Ansprache auf einer Tagung der Paasikivi-Gesellschaft am 28. Mai 1963

Die internationale Entwicklung während der letzten Zeit ist den Hoffnungen auf eine Annäherung zwischen Ost und West nicht gerecht geworden, welche die friedliche Lösung der Ende letzten Jahres im Karibischen Meer ausgebrochenen, unendlich gefährlichen Krise weit und breit geweckt hat. Alle die internationalen Streitfragen, die zwischen den Großmächten Spannung und gegenseitiges Mißtrauen aufrechterhalten, sind nach wie vor ungelöst. Die Verhandlungen über den Abschluß eines Atomtest-Stopvertrags haben noch nicht zu Ergebnissen geführt -- gar nicht zu reden davon, daß es irgendeinen Fortschritt auf dem Gebiet der eigentlichen Abrüstung gegeben hätte. Dahingegen geht das Wettrüsten in gesteigertem Takt weiter. Das zentralste Thema der Weltpolitik ist nach wie vor die Frage, wie man die Kernwaffen in den Griff bekommt. Diese Frage wirft gegenwärtig ihren Schatten über die Zukunftsperspektiven aller Staaten.
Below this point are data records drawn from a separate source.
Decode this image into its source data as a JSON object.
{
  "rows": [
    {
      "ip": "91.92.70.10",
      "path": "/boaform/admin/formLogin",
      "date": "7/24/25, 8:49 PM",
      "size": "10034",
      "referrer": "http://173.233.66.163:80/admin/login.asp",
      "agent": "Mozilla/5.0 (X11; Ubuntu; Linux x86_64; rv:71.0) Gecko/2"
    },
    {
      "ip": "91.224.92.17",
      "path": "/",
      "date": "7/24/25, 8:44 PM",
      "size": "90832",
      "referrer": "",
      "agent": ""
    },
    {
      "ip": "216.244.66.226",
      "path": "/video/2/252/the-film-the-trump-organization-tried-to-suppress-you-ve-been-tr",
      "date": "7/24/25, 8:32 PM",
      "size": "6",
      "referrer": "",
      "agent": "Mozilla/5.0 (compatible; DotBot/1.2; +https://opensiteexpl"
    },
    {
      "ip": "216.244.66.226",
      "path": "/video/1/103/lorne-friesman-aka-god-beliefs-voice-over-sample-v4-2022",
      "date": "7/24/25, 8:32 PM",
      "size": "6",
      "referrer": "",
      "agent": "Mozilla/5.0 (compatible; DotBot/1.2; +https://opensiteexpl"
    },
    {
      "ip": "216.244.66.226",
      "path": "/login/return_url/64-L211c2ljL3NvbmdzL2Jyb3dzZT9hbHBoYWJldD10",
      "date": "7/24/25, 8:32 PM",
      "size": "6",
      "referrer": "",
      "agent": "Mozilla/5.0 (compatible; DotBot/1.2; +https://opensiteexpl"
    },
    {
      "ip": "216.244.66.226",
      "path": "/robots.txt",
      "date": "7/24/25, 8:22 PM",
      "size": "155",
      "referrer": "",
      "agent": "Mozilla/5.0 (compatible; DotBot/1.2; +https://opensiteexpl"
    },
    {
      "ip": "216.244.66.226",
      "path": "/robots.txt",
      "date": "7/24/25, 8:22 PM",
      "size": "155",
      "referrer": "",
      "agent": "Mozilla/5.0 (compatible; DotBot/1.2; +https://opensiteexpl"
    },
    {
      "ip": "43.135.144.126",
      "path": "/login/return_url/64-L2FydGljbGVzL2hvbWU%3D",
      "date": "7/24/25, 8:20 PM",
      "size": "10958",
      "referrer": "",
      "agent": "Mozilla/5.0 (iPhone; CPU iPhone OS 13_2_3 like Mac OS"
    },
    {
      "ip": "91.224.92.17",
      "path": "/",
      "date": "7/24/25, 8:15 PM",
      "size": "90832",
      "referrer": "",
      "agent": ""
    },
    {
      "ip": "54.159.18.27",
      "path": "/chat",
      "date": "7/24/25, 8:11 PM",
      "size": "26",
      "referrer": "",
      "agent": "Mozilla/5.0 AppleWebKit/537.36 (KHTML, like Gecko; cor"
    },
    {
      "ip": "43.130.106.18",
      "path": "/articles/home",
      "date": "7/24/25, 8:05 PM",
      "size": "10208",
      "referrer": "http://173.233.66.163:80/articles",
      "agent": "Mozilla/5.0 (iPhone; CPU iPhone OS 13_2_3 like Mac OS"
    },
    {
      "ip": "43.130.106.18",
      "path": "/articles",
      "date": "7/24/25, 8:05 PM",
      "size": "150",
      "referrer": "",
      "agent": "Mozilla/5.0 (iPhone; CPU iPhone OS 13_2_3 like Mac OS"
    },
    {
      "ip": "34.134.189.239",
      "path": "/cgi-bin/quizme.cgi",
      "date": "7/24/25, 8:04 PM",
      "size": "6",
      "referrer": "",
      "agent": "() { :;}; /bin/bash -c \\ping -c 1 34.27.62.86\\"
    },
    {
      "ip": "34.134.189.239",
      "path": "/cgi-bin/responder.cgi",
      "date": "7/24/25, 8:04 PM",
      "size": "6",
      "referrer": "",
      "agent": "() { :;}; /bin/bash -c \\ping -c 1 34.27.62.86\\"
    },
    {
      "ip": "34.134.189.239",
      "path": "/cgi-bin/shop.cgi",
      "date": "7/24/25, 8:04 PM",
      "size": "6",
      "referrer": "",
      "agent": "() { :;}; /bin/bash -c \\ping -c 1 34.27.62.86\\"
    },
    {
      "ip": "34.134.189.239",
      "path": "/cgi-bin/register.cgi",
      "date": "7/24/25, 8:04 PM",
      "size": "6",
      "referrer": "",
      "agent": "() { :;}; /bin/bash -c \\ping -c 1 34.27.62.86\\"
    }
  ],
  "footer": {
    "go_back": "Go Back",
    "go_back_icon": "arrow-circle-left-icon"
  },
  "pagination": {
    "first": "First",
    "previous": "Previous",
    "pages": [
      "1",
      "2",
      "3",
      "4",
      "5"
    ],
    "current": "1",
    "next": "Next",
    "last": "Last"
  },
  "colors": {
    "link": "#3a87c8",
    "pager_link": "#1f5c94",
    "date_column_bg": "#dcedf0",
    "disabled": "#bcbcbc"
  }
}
Die Möglichkeiten der kleinen Staaten, Einfluß auf diese Entwicklung auszuüben, sind natürlich außerordentlich gering. Die Kernwaffenstaaten, in deren Händen die Macht der Zerstörung dieser Welt liegt, haben auch erstrangige Verantwortung für die Bewahrung des Friedens -- oder für die Existenz der Menschheit. Die kleinen Mächte können und sie müssen die Kernwaffenstaaten ständig an diese Verantwortung erinnern. Aber sie können auch mehr tun. Sie können sich in ihrer eigenen Politik von all dem trennen, was eine Zuspitzung der Spannung verursachen könnte.
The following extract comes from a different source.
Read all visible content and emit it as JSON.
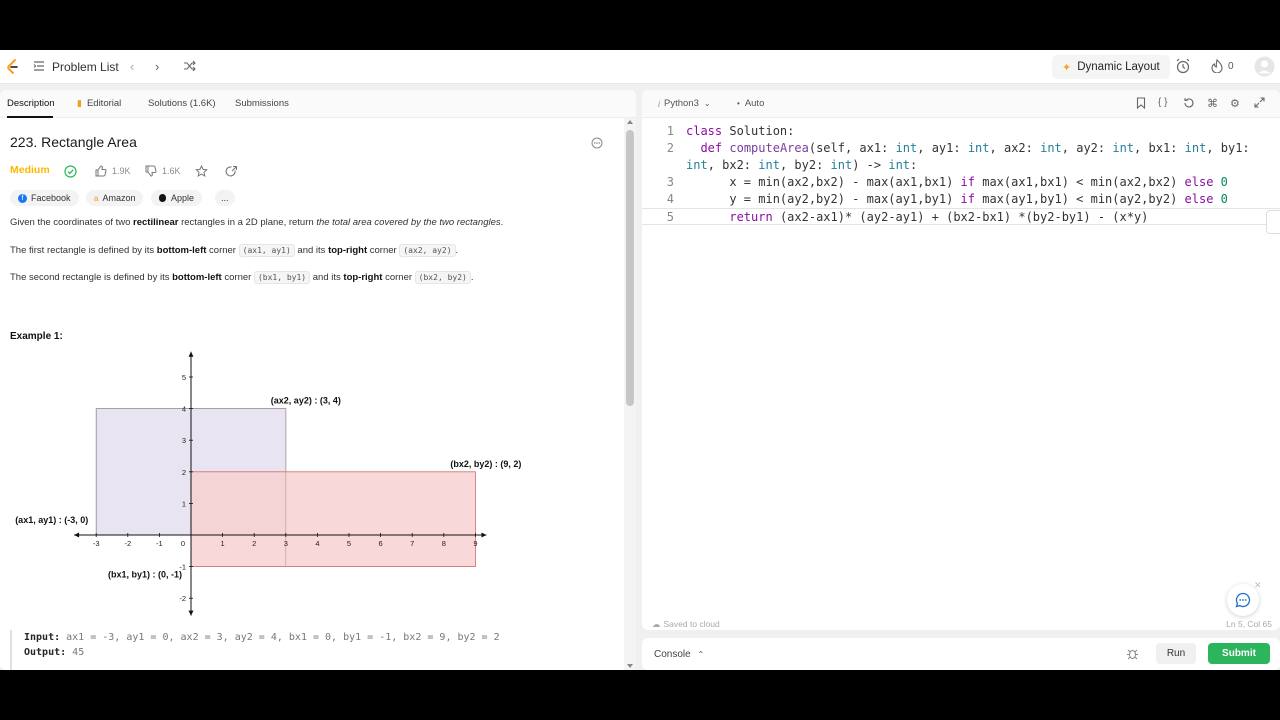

Auf der Basis dieses Gedankens ergriff der frühere schwedische Außenminister Östen Unden im Herbst 1961 die bekannte Initiative zur Bildung eines Klubs der kernwaffenlosen Staaten, deren Mitglieder sich verpflichteten, an der Kernwaffenrüstung nicht teilzunehmen und es ablehnen, derartige Waffen auf dem eigenen Territorium für Rechnung anderer Staaten zuzulassen. Indem man auf diese Art kernwaffenfreie Zonen bildet, könnte man ein Ausbreiten von Kernwaffen verhindern und so die Gefahr des Ausbruchs eines Kernwaffenkrieges begrenzen.

In den Gesprächen über den Unden-Plan ist man bislang davon ausgegangen, daß als eine der Grundvoraussetzungen für seine Verwirklichung ein Vertrag der jetzigen Kernwaffenstaaten über das Verbot von Kernwaffentests zu gelten hat. Aus diesem Grund ist der Unden-Plan bis auf weiteres im Hintergrund geblieben. Da jedoch die Verhandlungen über die Einstellung von Kernwaffenversuchen sich mehr und mehr hinziehen, bekommt der Unden-Plan neue Aktualität. Beispielsweise erklärte der UNO-Generalsekretär U Thant kürzlich, daß man darangehen sollte, den Gedanken an die Bildung kernwaffenfreier Zonen energisch zu ventilieren, ungeachtet der Ergebnislosigkeit der Teststoppverhandlungen. Dies ist nach meiner Ansicht eine Stellungnahme, der man Beachtung schenken muß. Wenn sich das Stoppen der Ausbreitung von Kernwaffentests mit Hilfe eines Verbotsvertrags zum gegenwärtigen Zeitpunkt nicht erreichen läßt, dann besteht Grund, über alle anderen zur Verfügung stehenden Mittel zur Erreichung dieses selben Ziels nachzudenken.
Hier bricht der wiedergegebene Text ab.